Dara Mohammed Habib

Personal information
- Full name: Dara Mohammed Habib
- Date of birth: 25 June 1987 (age 38)
- Place of birth: Kirkuk, Iraq
- Height: 1.82 m (6 ft 0 in)
- Position(s): Left-back; left wing-back;

Senior career*
- Years: Team / Apps / (Gls)
- 2005–2007: Sulaymaniyah
- 2007–2008: Erbil
- 2008–2009: Sulaymaniyah
- 2009–2010: Al-Quwa Al-Jawiya
- 2010–2011: Peshmarga
- 2010–2011: Al-Talaba
- 2011–2013: Peshmarga
- 2013–2018: Kirkuk

International career
- 2009–2010: Iraq / 1 / (0)

= Dara Mohammed =

Iraqi footballer

Dara Mohammed Habib (دارا محمد حبيب; born June 25, 1987) is an Iraqi football player of Kurdish ethnicity, who played at the 2009 FIFA Confederations Cup.

==Info ==
Dara Mohammed, who turns 22 on 19 June, raised quite a few eyebrows when he earned a place in Iraq's FIFA Confederations Cup squad in preference to many of the country's seasoned full-backs.

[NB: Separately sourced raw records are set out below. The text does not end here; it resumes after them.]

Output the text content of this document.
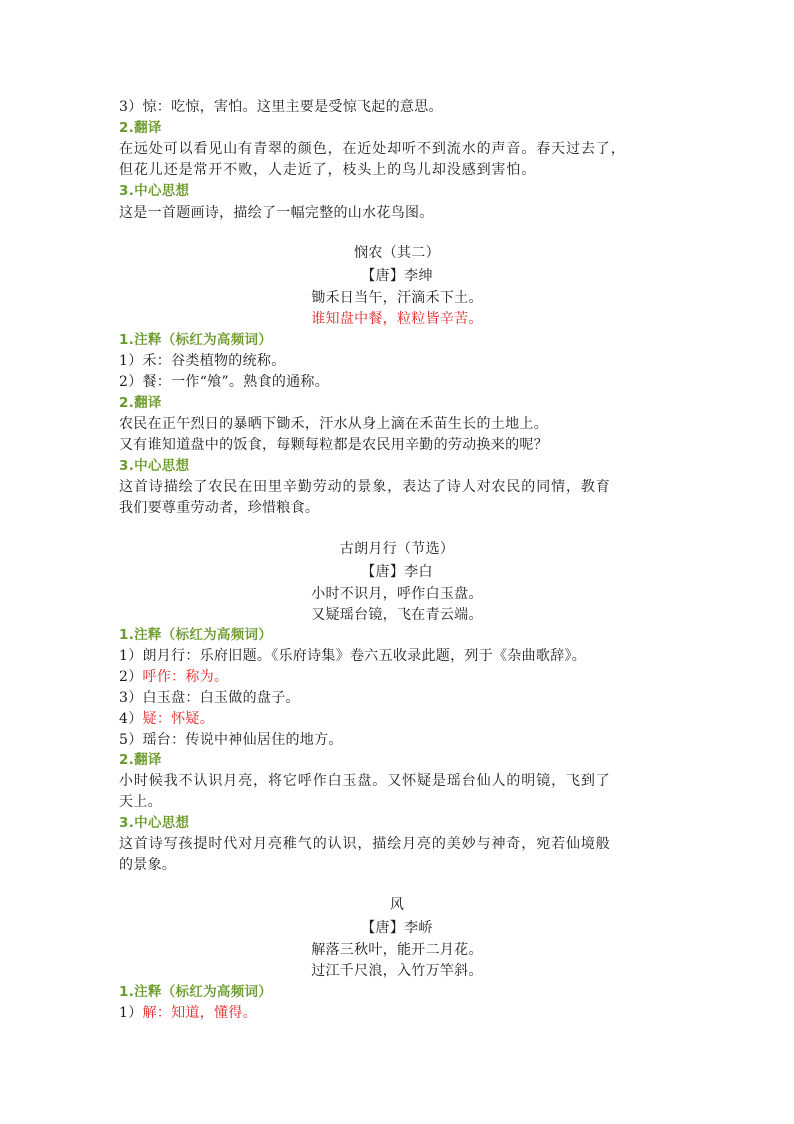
3）惊：吃惊，害怕。这里主要是受惊飞起的意思。
2.翻译
在远处可以看见山有青翠的颜色，在近处却听不到流水的声音。春天过去了，
但花儿还是常开不败，人走近了，枝头上的鸟儿却没感到害怕。
3.中心思想
这是一首题画诗，描绘了一幅完整的山水花鸟图。
悯农（其二）
【唐】李绅
锄禾日当午，汗滴禾下土。
谁知盘中餐，粒粒皆辛苦。
1.注释（标红为高频词）
1）禾：谷类植物的统称。
2）餐：一作“飧”。熟食的通称。
2.翻译
农民在正午烈日的暴晒下锄禾，汗水从身上滴在禾苗生长的土地上。
又有谁知道盘中的饭食，每颗每粒都是农民用辛勤的劳动换来的呢？
3.中心思想
这首诗描绘了农民在田里辛勤劳动的景象，表达了诗人对农民的同情，教育
我们要尊重劳动者，珍惜粮食。
古朗月行（节选）
【唐】李白
小时不识月，呼作白玉盘。
又疑瑶台镜，飞在青云端。
1.注释（标红为高频词）
1）朗月行：乐府旧题。《乐府诗集》卷六五收录此题，列于《杂曲歌辞》。
2）呼作：称为。
3）白玉盘：白玉做的盘子。
4）疑：怀疑。
5）瑶台：传说中神仙居住的地方。
2.翻译
小时候我不认识月亮，将它呼作白玉盘。又怀疑是瑶台仙人的明镜，飞到了
天上。
3.中心思想
这首诗写孩提时代对月亮稚气的认识，描绘月亮的美妙与神奇，宛若仙境般
的景象。
风
【唐】李峤
解落三秋叶，能开二月花。
过江千尺浪，入竹万竿斜。
1.注释（标红为高频词）
1）解：知道，懂得。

Yet despite his youth, few question that he has the potential to develop into one of the nation's most dependable defenders.
Born in 1987 in Kirkuk in the north-east of Iraq, the Kurdish player has spent his relatively short career with two regional clubs. After spending a couple of seasons with Sulaymaniyah FC, where he announced his emergence as a promising star, he quickly earned a lucrative contract with Iraqi giants Erbil FC in 2007.

His stint with Erbil FC proved short, but it was impressive nonetheless as he won his first national league title in his first and only season with the club. The next season saw him come full circle, returning to Sulaymaniyah FC, with whom he has remained until this day.

Having thrived at left-back position on the domestic scene, Mohammed was charged with the task of shoring up Iraq's defence during the qualifying campaign for the Men's Olympic Football Tournament at Beijing 2008. His reward for some solid showings at that level was a call-up to the Iraqi senior team for 2010 FIFA World Cup South Africa qualifier against Pakistan, and now a place at the Festival of Champions in South Africa.

==Personal life==
On 17 March 2018, it was reported that Dara is suffering from cancer.